A Catania la possibilità di smaltire risparmiando
di Rosario Battiato

Ancora valida l’intesa Comune-Ausl3-Confindustria-Confartigianato. Undici ditte eseguono la rimozione a prezzi calmierati

Tags: Legambiente, Enzo Parisi



CATANIA – Nel difficile mondo dello smaltimento dell’amianto esistono anche spunti per valutare le cosiddette buone pratiche. L’appello di ambientalisti e specialisti del settore, che chiedono di invogliare i privati alla denuncia delle strutture ancora contenenti amianto, sembra essersi concretizzato nella provincia etnea, dove, dal 1 febbraio 2007, un protocollo d’intesa tra il Comune di Catania, Ausl 3, Confindustria e la Confartigianato e gli operatori del settore autorizza allo smaltimento dell’amianto per calmierarne i prezzi.
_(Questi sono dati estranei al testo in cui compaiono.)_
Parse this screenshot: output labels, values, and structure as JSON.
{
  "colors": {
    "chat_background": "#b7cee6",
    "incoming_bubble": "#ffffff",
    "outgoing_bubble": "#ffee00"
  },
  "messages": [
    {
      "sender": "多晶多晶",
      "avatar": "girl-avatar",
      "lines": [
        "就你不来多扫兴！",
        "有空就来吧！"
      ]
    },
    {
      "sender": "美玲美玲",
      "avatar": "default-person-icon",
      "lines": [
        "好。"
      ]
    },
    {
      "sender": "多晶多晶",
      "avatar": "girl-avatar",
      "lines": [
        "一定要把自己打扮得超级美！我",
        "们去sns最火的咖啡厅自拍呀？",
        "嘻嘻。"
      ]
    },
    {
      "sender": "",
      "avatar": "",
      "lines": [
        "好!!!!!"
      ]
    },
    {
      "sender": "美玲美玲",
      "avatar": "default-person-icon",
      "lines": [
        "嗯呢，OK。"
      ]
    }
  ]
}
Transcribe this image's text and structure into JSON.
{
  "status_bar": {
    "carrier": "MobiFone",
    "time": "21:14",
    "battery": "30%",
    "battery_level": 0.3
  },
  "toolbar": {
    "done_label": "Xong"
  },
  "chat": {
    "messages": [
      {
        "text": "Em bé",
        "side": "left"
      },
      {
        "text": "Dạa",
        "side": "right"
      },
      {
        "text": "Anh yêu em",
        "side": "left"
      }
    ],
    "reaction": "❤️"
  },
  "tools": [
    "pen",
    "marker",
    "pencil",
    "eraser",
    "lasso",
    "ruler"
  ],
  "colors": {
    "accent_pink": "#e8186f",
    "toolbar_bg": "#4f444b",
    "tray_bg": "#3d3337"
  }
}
L’accordo è stato rinnovato il febbraio scorso, sarà valido fino al prossimo 31 luglio, e permetterà ai catanesi di avvalersi delle 11 ditte segnalate sul protocollo per risparmiare sulla rimozione dell’amianto. La prosecuzione dell’accordo parte dall’ottimo risultato ottenuto in questi anni, dal momento che la provincia di Catania ha grande necessità di operazioni di bonifica. “Da quando esiste questo protocollo di intesa – ha precisato una nota del Comune - sono stati effettuati 342 interventi di rimozione e bonifica, pari a 650 tonnellate circa di manufatti contenete amianto, principalmente sotto forma di cassoni per la riserva idrica e di lastre di copertura. I rifiuti sono stati depositati in centri di stoccaggio siciliani e i siti sono stati bonificati”.

Risparmi dal 30% al 70%, si legge sul sito del Comune, per la rimozione, la bonifica e lo smaltimento.
Un modello da esportazione, quindi, che dovrebbe servire anche al contenimento delle discariche improvvisate, dove si trovano dai tetti in eternit fino ai vecchi serbatoi.
“I serbatoi rappresentano un grande problema – ha dichiarato Enzo Parisi, Legambiente Sicilia – perché quando sono integri il rischio è prossimo allo zero, ma quando vengono spezzati per essere rimossi si liberano le fibre, dannosissime per la salute”.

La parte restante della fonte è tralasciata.